Siéntate aquí. Aquí en este pupitre. ¡No te retuerzas! No vuelvas la cabeza.
Deja en paz a los otros niños. Eres mayor, eres más grande que ellos.
Le consumió la rabia al ver los cabellos rubios pegados a la ventanilla de la camioneta por el lado del pasajero. Donde el hombre la había empujado sin que ella se resistiese. Gata perezosa entregándose, extendiendo los brazos. Y ahora el hombre se inclinaba sobre ella. Eddy, con la gorra de béisbol. Los brazos de la mujer rodeaban el cuello del hombre, ciñéndolo.
Krull sabía lo que estaban haciendo.

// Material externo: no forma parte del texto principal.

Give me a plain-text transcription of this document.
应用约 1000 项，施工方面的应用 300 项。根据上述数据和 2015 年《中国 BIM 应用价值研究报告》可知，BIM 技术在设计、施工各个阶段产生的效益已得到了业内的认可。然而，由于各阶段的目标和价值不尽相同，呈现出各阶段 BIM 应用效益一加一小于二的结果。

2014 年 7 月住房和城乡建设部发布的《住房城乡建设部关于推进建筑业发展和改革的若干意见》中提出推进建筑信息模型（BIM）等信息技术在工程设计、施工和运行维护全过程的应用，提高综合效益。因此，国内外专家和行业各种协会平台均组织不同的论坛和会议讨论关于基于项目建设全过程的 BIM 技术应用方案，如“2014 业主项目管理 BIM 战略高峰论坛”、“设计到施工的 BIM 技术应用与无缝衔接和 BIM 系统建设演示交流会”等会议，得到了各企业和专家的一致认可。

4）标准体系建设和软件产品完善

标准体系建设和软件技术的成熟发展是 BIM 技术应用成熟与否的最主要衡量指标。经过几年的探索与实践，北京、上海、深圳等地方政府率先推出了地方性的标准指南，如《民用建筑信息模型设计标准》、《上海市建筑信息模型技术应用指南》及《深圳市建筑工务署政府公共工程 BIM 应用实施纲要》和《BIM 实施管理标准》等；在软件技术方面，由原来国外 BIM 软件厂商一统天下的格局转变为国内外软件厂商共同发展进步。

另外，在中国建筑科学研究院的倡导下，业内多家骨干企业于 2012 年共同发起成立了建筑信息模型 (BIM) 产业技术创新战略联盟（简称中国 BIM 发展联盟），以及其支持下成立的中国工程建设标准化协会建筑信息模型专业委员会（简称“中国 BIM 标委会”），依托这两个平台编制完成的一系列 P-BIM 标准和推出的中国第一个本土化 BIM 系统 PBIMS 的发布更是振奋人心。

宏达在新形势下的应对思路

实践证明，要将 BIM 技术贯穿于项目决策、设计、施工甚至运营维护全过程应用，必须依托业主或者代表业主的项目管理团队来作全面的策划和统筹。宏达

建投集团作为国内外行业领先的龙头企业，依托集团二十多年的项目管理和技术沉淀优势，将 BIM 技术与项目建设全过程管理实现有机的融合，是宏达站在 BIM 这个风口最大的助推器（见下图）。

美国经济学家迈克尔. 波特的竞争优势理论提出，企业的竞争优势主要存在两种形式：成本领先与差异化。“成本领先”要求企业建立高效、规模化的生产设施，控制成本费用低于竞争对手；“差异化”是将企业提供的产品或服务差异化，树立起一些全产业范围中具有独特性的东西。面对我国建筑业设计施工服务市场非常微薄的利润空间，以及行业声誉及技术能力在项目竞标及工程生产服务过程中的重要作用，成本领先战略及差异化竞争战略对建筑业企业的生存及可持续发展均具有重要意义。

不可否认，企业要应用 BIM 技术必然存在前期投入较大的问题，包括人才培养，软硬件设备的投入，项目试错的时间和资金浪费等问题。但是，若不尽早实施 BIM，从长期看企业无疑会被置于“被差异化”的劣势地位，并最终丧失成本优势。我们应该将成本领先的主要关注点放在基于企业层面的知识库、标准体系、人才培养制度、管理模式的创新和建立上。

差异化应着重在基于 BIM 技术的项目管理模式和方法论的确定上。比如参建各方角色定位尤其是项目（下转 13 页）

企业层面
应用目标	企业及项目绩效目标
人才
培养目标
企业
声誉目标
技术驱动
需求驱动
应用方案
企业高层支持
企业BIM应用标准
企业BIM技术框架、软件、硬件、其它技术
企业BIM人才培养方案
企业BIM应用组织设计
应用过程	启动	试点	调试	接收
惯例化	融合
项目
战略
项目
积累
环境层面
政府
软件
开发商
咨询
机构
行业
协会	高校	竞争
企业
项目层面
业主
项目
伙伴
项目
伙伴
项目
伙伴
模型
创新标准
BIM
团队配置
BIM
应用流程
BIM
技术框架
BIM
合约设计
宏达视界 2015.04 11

Krull sabía lo que era joder, lo que significaba: la cosa más asquerosa que se podía hacer. Chicos de más edad se lo habían contado. En el garaje los mecánicos decían joder, jodido con frecuencia. Delray decía joder con mucha violencia cuando estaba enfadado, pero no hacía falta estar enfadado para decir joder, no era más que una manera de hablar, incluso las mujeres lo decían a veces, hasta Zoe decía joder. Pero si Aaron lo decía, su madre le reñía.
¡Cuidado con esa boca! Hay señoras delante.
Un chiste de Zoe, que no era una señora. ¿Qué tenía eso de divertido?
Krull a la edad de once años sabía lo que e ran joder, jodido y le repugnaba. Krull no podía imaginar por qué ninguna mujer consentiría que un hombre la jodiera.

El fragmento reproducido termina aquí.